Since then, with the exception of a two-game scoring burst at home, Marshall mostly has struggled, and so have the Sun Devils, losing five of seven since celebrating the Arizona win on Valentine's Day.

"A lot of the ones I'm missing are wide open," Marshall said. "I've had some wide-open looks. A couple of them I felt like I was trying to guide the ball, but the other ones are rolling around, in and out of the basket. There's not much you can do about those."

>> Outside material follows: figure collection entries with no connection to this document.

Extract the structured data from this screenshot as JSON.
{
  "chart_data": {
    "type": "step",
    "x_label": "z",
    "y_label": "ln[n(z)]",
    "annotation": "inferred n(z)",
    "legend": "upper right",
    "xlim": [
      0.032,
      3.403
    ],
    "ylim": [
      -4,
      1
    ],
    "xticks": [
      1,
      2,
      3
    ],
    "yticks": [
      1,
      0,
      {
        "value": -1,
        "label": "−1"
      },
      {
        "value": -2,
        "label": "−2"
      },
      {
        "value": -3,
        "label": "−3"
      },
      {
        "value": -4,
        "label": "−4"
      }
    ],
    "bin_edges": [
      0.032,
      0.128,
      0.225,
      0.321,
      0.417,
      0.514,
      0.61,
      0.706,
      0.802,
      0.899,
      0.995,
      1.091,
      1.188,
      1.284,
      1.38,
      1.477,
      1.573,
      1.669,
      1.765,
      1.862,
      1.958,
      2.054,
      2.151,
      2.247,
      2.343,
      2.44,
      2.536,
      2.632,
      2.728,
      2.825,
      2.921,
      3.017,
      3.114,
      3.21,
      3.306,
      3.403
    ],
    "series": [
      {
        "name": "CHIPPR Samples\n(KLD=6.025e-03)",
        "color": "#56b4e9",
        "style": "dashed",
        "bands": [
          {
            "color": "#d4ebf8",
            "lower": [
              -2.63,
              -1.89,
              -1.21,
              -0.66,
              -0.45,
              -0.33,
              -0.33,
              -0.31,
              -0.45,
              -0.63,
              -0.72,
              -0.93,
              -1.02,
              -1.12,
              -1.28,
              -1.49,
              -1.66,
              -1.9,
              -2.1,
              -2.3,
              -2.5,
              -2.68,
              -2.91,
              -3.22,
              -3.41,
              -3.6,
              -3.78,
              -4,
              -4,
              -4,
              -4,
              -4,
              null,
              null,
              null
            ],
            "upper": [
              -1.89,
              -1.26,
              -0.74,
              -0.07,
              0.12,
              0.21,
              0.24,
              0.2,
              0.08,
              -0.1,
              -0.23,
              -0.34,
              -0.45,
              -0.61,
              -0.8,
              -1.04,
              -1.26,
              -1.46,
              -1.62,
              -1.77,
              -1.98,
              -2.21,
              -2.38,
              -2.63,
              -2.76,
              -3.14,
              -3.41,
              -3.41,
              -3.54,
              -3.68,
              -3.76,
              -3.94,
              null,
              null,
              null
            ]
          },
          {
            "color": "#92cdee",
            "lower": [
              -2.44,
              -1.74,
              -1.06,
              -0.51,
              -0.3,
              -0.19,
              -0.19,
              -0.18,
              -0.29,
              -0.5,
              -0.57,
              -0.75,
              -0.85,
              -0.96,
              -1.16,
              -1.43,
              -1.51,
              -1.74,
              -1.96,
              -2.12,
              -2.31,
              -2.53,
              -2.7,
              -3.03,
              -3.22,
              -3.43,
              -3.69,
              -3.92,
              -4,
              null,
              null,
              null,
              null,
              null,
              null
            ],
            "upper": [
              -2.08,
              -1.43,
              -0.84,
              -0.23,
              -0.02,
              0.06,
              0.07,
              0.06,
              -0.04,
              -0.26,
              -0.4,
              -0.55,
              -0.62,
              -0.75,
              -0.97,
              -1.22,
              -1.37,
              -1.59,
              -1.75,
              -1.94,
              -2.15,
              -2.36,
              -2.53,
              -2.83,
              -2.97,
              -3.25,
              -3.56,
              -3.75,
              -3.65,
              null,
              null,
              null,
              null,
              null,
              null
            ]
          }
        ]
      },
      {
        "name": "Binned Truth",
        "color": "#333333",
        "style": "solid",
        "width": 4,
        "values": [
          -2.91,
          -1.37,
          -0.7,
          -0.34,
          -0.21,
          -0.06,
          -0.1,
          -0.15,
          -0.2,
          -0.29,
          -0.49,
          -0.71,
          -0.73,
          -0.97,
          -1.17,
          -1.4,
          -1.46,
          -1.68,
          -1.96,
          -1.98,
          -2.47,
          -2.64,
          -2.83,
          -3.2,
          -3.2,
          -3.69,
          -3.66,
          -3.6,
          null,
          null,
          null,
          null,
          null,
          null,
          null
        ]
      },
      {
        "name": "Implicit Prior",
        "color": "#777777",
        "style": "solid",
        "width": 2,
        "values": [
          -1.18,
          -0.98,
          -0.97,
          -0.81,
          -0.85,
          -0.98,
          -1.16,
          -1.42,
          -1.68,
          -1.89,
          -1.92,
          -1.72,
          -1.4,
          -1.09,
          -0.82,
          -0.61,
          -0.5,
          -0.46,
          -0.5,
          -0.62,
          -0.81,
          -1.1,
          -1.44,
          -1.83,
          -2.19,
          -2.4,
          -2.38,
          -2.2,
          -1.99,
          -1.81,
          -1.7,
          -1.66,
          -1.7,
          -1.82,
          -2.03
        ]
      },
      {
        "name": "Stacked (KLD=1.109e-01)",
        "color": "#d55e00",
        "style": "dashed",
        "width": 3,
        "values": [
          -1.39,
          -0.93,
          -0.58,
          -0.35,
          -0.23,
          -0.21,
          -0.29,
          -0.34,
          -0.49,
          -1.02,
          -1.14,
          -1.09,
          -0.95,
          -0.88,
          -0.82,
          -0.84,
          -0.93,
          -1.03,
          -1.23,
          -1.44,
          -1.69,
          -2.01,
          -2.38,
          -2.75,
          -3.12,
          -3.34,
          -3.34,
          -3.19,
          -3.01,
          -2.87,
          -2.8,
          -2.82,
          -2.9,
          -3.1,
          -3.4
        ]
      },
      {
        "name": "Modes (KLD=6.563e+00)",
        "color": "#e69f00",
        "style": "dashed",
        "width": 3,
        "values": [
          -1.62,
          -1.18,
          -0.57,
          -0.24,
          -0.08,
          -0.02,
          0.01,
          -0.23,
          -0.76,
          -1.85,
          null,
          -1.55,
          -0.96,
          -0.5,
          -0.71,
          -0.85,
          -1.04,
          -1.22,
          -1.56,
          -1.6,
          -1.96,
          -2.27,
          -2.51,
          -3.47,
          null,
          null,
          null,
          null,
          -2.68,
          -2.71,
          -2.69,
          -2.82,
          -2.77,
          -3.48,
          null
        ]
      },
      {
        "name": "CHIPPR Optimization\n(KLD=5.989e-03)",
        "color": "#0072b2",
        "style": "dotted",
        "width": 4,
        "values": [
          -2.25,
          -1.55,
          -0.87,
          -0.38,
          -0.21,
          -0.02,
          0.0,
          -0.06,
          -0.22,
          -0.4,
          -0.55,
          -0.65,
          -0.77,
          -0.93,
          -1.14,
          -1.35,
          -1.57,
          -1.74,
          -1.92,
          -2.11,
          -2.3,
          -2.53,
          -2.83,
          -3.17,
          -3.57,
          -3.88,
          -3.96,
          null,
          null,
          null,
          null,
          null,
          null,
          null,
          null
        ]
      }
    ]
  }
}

To try to regain his touch, Marshall estimates he has put up 350 to 500 extra shots a day since the end of last week's Pac-12 Tournament. On Monday, he stayed after practice with assistant coach Stan Johnson shooting jumpers around the arc, with Johnson reminding the guard to focus on three things:

• Being long on his shot and not short.

• Getting his elbow to eye level rather than nose.

• Staying with the shot after the release, landing in the same spot every time.